Looking two to three years out, Darryl sees major opportunity in moving beyond campaign-level optimization. “At Amazon, you could be eligible for hundreds of campaigns at once, but you only get one per day,” he said, describing a system that optimized at the individual level rather than the campaign level. “You’re completely re-imagining the way you think about campaign structure and cadence,” Darryl said.
Another major area of focus for Darryl over the next few years is analytics, particularly as Omni moves closer to individualized orchestration. He explained that deeper personalization depends on stronger analytical foundations. “That does get us closer to the super personalized world where you’re only getting the most relevant email, or in some cases no email, that applies to you in that moment,” Darryl added.
But today, bandwidth remains a constraint.
For Darryl, the challenge is twofold. First, how does he carve out time for his team to think more strategically instead of constantly executing campaigns? And second, how can AI help accelerate that shift? “So how do I get my team to build in more time for themselves to focus on analytics and strategic thinking? And or how do I get something like an AI analytics agent to do some of that for us?” he asked.
He envisioned a future where AI could process massive amounts of behavioral and transactional data and return structured, actionable recommendations. “Okay, I’ve combed through three terabytes of data.

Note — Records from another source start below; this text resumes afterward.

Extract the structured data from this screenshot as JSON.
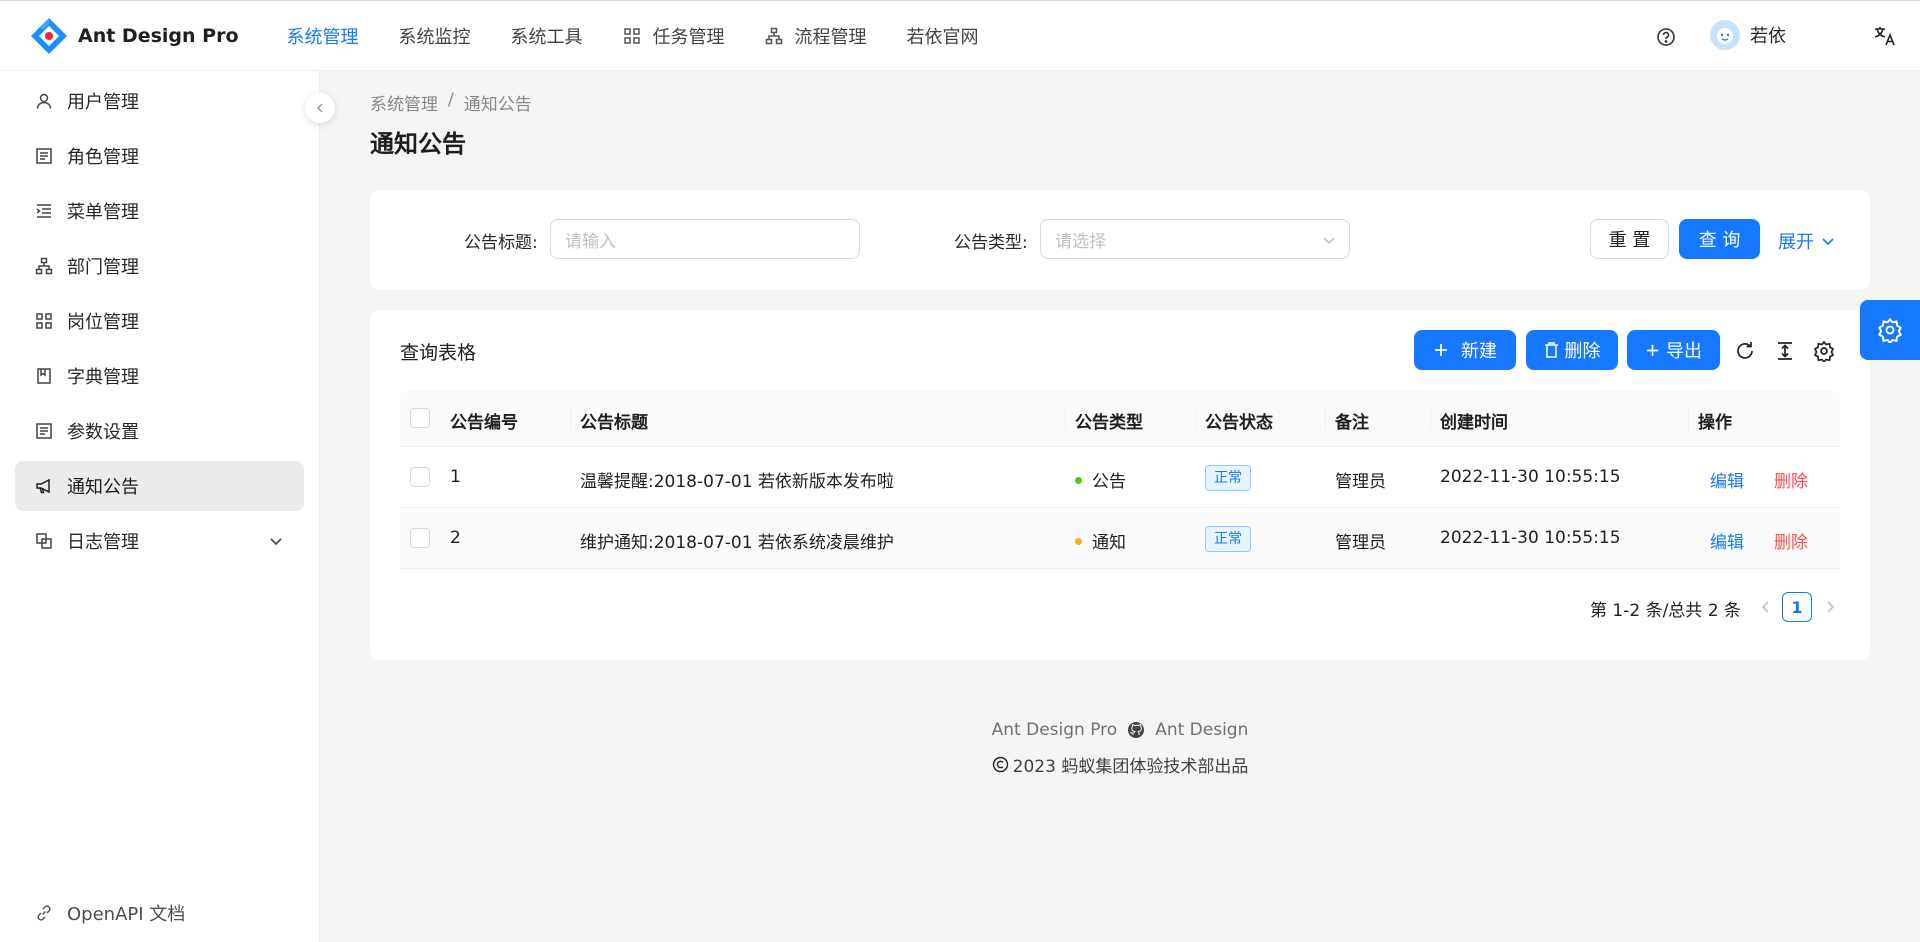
{
  "app": {
    "title": "Ant Design Pro"
  },
  "top_nav": [
    {
      "label": "系统管理",
      "active": true
    },
    {
      "label": "系统监控"
    },
    {
      "label": "系统工具"
    },
    {
      "label": "任务管理",
      "icon": "appstore-icon"
    },
    {
      "label": "流程管理",
      "icon": "apartment-icon"
    },
    {
      "label": "若依官网"
    }
  ],
  "user": {
    "name": "若依"
  },
  "sidebar": {
    "items": [
      {
        "label": "用户管理",
        "icon": "user-icon"
      },
      {
        "label": "角色管理",
        "icon": "profile-icon"
      },
      {
        "label": "菜单管理",
        "icon": "menu-icon"
      },
      {
        "label": "部门管理",
        "icon": "apartment-icon"
      },
      {
        "label": "岗位管理",
        "icon": "appstore-icon"
      },
      {
        "label": "字典管理",
        "icon": "book-icon"
      },
      {
        "label": "参数设置",
        "icon": "profile-icon"
      },
      {
        "label": "通知公告",
        "icon": "notification-icon",
        "selected": true
      },
      {
        "label": "日志管理",
        "icon": "copy-icon",
        "expandable": true
      }
    ],
    "bottom": {
      "label": "OpenAPI 文档",
      "icon": "link-icon"
    }
  },
  "breadcrumb": {
    "parent": "系统管理",
    "separator": "/",
    "current": "通知公告"
  },
  "page_title": "通知公告",
  "search": {
    "title_label": "公告标题:",
    "title_placeholder": "请输入",
    "type_label": "公告类型:",
    "type_placeholder": "请选择",
    "reset_label": "重 置",
    "query_label": "查 询",
    "expand_label": "展开"
  },
  "table": {
    "title": "查询表格",
    "actions": {
      "new": "新建",
      "delete": "删除",
      "export": "导出"
    },
    "columns": [
      "公告编号",
      "公告标题",
      "公告类型",
      "公告状态",
      "备注",
      "创建时间",
      "操作"
    ],
    "rows": [
      {
        "id": "1",
        "title": "温馨提醒:2018-07-01 若依新版本发布啦",
        "type": "公告",
        "type_color": "#52c41a",
        "status": "正常",
        "remark": "管理员",
        "created": "2022-11-30 10:55:15",
        "edit": "编辑",
        "delete": "删除"
      },
      {
        "id": "2",
        "title": "维护通知:2018-07-01 若依系统凌晨维护",
        "type": "通知",
        "type_color": "#faad14",
        "status": "正常",
        "remark": "管理员",
        "created": "2022-11-30 10:55:15",
        "edit": "编辑",
        "delete": "删除"
      }
    ],
    "pagination": {
      "summary": "第 1-2 条/总共 2 条",
      "current_page": "1"
    }
  },
  "footer": {
    "link1": "Ant Design Pro",
    "link2": "Ant Design",
    "copyright": "2023 蚂蚁集团体验技术部出品"
  },
  "colors": {
    "primary": "#1677ff",
    "danger": "#ff4d4f"
  }
}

Here are 10 campaign ideas that you can action on,” Darryl said, describing the kind of output he would like to see.
Ultimately, Darryl sees Omni moving toward a next-best-experience model that blends data, automation, and human service. “If you’re really competing in this kind of upscale luxury space, you’re always anticipating the guest’s needs,” he said.
That could mean suggesting spa appointments before arrival, booking tee times automatically, or removing the administrative burden that often eats into a guest’s stay. “So that when they get there, they’re not spending an hour in their room planning,” Darryl said. “They can really get to the point of what they’re doing, which is having a relaxing vacation.”